Occurrences Report
Context, Background, and Motivation
- Occurrences refer to the number of observations in a cell of a Probability Table or a Conditional Probability Table.
- The number of cells in a Conditional Probability Table, is a function of the following parameters:
- The number of Parent Nodes.
- The number of Node States of the Parent Nodes.
- The number of Node States of the Child Nodes.
- The following example with one Parent Node (Age, measured in years) and one Child Node (BMI, i.e., Body Mass Index, measured in kg/m2) illustrates this with numbers:
- Here, Age is discretized into 4 states and BMI into 6 for a total of 48 cells in the table associated with BMI.
- The numbers in each cell are counts of observations or Occurrences. In our case here, each Occurrence represents one person from the sample of 200 individuals.
- For instance, the Occurrence table associated with BMI states that Count(BMI≤20 | Age≤30)=2. So, we have only two Occurrences of that particular condition, i.e., only two individuals who are 30 years old or younger have a BMI of 20 or lower.
- To create a Bayesian network, BayesiaLab needs to translate the Occurrences in each cell into probabilities.
- However, with a small number of Occurrences, that can become an issue.
- We have repeatedly referenced a rule of thumb, which says that we should have a minimum of 5 Occurrences per cell to estimate a Probability Table or Conditional Probability Table reliably.
- In our example, we have several cells that fall below the recommended minimum.
- In a small example, such deficiences are easy to recognize, but in more complex networks, it can be difficult to spot such weaknesses.
- That is the motivation for the Occurrence Report.
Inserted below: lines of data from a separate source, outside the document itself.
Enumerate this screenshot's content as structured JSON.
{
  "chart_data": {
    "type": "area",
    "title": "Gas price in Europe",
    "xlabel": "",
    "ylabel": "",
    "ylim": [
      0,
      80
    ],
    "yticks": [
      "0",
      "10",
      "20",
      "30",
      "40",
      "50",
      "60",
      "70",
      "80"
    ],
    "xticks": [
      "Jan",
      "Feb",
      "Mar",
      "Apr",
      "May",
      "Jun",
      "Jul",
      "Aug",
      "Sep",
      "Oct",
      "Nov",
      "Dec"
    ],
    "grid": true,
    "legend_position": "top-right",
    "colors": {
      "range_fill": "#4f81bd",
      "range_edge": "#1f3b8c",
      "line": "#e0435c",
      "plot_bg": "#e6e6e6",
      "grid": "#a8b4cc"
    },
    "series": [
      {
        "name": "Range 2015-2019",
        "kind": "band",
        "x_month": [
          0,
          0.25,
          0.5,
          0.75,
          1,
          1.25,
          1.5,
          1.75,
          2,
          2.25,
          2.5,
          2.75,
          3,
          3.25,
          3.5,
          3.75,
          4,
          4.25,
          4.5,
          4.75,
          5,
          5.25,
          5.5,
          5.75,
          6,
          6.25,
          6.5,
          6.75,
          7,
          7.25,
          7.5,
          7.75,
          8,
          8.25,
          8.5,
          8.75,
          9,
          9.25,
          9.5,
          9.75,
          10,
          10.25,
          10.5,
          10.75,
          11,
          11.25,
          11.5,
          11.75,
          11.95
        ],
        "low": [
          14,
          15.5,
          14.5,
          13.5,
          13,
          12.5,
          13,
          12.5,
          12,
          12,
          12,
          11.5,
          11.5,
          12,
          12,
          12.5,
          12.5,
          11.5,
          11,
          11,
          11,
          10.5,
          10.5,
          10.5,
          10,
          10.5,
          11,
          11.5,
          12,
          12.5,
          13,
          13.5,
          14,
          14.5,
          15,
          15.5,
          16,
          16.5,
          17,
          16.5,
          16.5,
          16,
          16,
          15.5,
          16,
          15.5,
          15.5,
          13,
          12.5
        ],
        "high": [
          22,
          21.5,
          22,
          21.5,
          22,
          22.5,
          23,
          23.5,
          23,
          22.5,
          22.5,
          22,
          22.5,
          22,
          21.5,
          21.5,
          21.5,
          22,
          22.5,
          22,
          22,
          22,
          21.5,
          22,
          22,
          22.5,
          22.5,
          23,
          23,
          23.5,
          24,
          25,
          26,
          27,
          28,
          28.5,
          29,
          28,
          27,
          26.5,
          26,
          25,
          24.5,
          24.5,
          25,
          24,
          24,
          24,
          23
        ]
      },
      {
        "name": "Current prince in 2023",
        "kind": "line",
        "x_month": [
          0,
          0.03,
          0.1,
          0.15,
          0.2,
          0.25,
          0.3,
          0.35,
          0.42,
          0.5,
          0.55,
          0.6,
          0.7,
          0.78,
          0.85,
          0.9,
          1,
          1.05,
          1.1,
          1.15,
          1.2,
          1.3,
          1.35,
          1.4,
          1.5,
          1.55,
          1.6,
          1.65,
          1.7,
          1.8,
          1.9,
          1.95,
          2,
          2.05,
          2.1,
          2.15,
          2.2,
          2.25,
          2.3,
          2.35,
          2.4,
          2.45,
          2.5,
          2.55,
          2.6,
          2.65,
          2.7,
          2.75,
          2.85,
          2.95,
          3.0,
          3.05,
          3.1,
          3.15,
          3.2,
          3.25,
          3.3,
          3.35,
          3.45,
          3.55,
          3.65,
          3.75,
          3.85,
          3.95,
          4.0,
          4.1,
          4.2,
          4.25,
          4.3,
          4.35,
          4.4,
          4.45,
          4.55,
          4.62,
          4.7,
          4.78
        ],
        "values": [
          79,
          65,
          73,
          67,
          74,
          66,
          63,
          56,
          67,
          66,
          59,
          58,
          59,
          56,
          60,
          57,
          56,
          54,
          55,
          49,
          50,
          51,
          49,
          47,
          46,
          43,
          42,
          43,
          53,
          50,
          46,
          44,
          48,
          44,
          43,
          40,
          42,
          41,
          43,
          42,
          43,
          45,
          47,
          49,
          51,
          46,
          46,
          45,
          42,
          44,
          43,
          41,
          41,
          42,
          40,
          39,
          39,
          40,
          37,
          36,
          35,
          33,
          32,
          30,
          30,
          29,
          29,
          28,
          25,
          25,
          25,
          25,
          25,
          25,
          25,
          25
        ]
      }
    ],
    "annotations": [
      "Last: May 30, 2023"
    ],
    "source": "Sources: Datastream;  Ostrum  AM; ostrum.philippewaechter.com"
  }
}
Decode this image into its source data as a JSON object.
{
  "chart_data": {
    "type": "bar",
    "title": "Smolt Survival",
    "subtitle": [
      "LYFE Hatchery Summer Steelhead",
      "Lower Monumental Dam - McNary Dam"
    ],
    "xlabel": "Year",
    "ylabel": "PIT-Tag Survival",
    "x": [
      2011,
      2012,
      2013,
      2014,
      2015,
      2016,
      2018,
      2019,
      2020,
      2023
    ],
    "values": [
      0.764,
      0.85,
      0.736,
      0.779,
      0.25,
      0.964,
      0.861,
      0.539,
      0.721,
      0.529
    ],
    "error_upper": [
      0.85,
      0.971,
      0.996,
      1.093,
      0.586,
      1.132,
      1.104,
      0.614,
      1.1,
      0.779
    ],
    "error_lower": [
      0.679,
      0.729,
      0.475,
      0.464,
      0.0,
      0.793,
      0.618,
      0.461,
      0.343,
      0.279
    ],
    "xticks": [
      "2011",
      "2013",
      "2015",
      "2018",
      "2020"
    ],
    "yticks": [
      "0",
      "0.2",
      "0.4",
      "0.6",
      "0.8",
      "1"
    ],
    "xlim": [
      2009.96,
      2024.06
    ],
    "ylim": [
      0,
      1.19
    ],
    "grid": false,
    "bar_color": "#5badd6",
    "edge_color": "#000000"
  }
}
It displays all tables in a network, and visually highlights potentially problematic cells, in which Occurrences are low.
Usage
-
Select the nodes you want to include in the Occurrences Report. I none are selected, the analysis will be performed on all nodes.
-
To create the Occurrences Report, select
Menu > Network > Reports > Occurrences
. -
The Occurrence Report opens up and shows all Probility Tables and Conditional Probability Tables.
-
The fields in the report are color-coded to highlight potential issues:
- Cells with 0 Occurrences are marked in red.
- Cells with 5 Occurrences are marked in yellow. This is generally considered the minimum number of Occurrences.
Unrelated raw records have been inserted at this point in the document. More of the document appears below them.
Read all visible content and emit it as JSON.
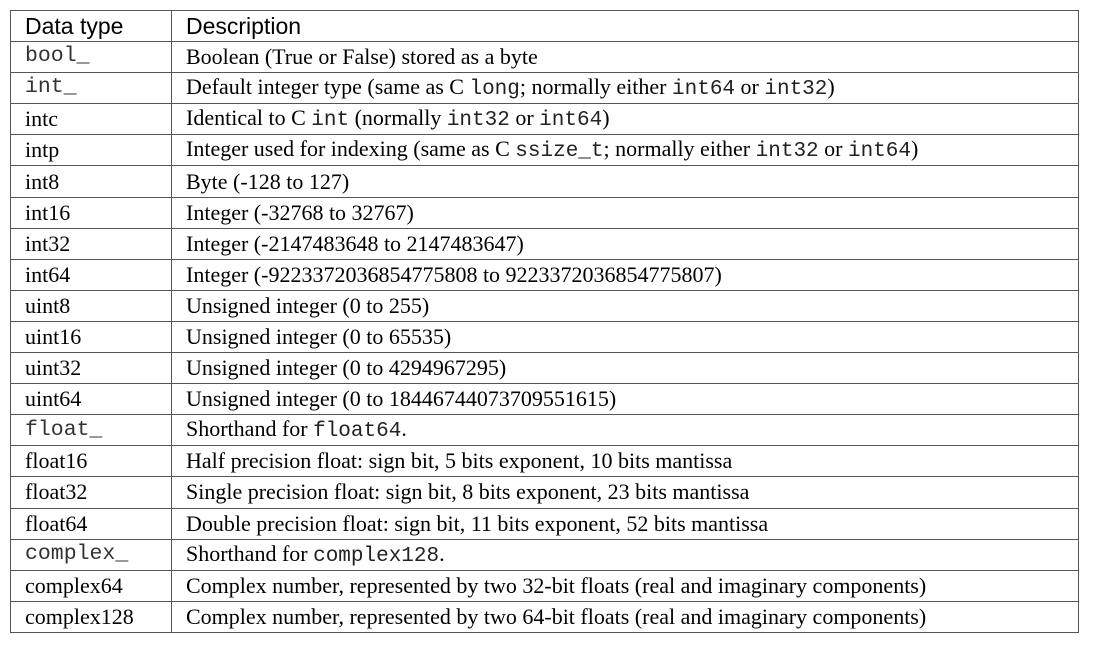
{
  "table": {
    "headers": [
      "Data type",
      "Description"
    ],
    "rows": [
      {
        "type": "bool_",
        "type_mono": true,
        "desc": [
          {
            "t": "Boolean (True or False) stored as a byte"
          }
        ]
      },
      {
        "type": "int_",
        "type_mono": true,
        "desc": [
          {
            "t": "Default integer type (same as C "
          },
          {
            "t": "long",
            "code": true
          },
          {
            "t": "; normally either "
          },
          {
            "t": "int64",
            "code": true
          },
          {
            "t": " or "
          },
          {
            "t": "int32",
            "code": true
          },
          {
            "t": ")"
          }
        ]
      },
      {
        "type": "intc",
        "type_mono": false,
        "desc": [
          {
            "t": "Identical to C "
          },
          {
            "t": "int",
            "code": true
          },
          {
            "t": " (normally "
          },
          {
            "t": "int32",
            "code": true
          },
          {
            "t": " or "
          },
          {
            "t": "int64",
            "code": true
          },
          {
            "t": ")"
          }
        ]
      },
      {
        "type": "intp",
        "type_mono": false,
        "desc": [
          {
            "t": "Integer used for indexing (same as C "
          },
          {
            "t": "ssize_t",
            "code": true
          },
          {
            "t": "; normally either "
          },
          {
            "t": "int32",
            "code": true
          },
          {
            "t": " or "
          },
          {
            "t": "int64",
            "code": true
          },
          {
            "t": ")"
          }
        ]
      },
      {
        "type": "int8",
        "type_mono": false,
        "desc": [
          {
            "t": "Byte (-128 to 127)"
          }
        ]
      },
      {
        "type": "int16",
        "type_mono": false,
        "desc": [
          {
            "t": "Integer (-32768 to 32767)"
          }
        ]
      },
      {
        "type": "int32",
        "type_mono": false,
        "desc": [
          {
            "t": "Integer (-2147483648 to 2147483647)"
          }
        ]
      },
      {
        "type": "int64",
        "type_mono": false,
        "desc": [
          {
            "t": "Integer (-9223372036854775808 to 9223372036854775807)"
          }
        ]
      },
      {
        "type": "uint8",
        "type_mono": false,
        "desc": [
          {
            "t": "Unsigned integer (0 to 255)"
          }
        ]
      },
      {
        "type": "uint16",
        "type_mono": false,
        "desc": [
          {
            "t": "Unsigned integer (0 to 65535)"
          }
        ]
      },
      {
        "type": "uint32",
        "type_mono": false,
        "desc": [
          {
            "t": "Unsigned integer (0 to 4294967295)"
          }
        ]
      },
      {
        "type": "uint64",
        "type_mono": false,
        "desc": [
          {
            "t": "Unsigned integer (0 to 18446744073709551615)"
          }
        ]
      },
      {
        "type": "float_",
        "type_mono": true,
        "desc": [
          {
            "t": "Shorthand for "
          },
          {
            "t": "float64",
            "code": true
          },
          {
            "t": "."
          }
        ]
      },
      {
        "type": "float16",
        "type_mono": false,
        "desc": [
          {
            "t": "Half precision float: sign bit, 5 bits exponent, 10 bits mantissa"
          }
        ]
      },
      {
        "type": "float32",
        "type_mono": false,
        "desc": [
          {
            "t": "Single precision float: sign bit, 8 bits exponent, 23 bits mantissa"
          }
        ]
      },
      {
        "type": "float64",
        "type_mono": false,
        "desc": [
          {
            "t": "Double precision float: sign bit, 11 bits exponent, 52 bits mantissa"
          }
        ]
      },
      {
        "type": "complex_",
        "type_mono": true,
        "desc": [
          {
            "t": "Shorthand for "
          },
          {
            "t": "complex128",
            "code": true
          },
          {
            "t": "."
          }
        ]
      },
      {
        "type": "complex64",
        "type_mono": false,
        "desc": [
          {
            "t": "Complex number, represented by two 32-bit floats (real and imaginary components)"
          }
        ]
      },
      {
        "type": "complex128",
        "type_mono": false,
        "desc": [
          {
            "t": "Complex number, represented by two 64-bit floats (real and imaginary components)"
          }
        ]
      }
    ]
  }
}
- Cells with 40 or more Occurrences are marked in green.
-
Furthermore, the Occurrence Report calculates the mean number of Occurrences for each row in all Probability Tables and Conditional Probability Tables.
-
If the mean value of any row in any of the nodes drops below the threshold of 5, the corresponding nodes are called out at the top of the report.
-
Additionally, the affected nodes in the Graph Panel are marked with the information icon .
-
If the mean value of any row in any of the nodes drops below the threshold of 4, an additional warning message appears at the top of the report.
-
At this point, at the latest, you should review the Discretization (for Continuous variables) and Aggregation (opens in a new tab) (for Discrete variables).
-
After arbitrarily reducing the number of states to three for both nodes — just for demostration purposes, we see that the Occurrences Report now seems much less problematic.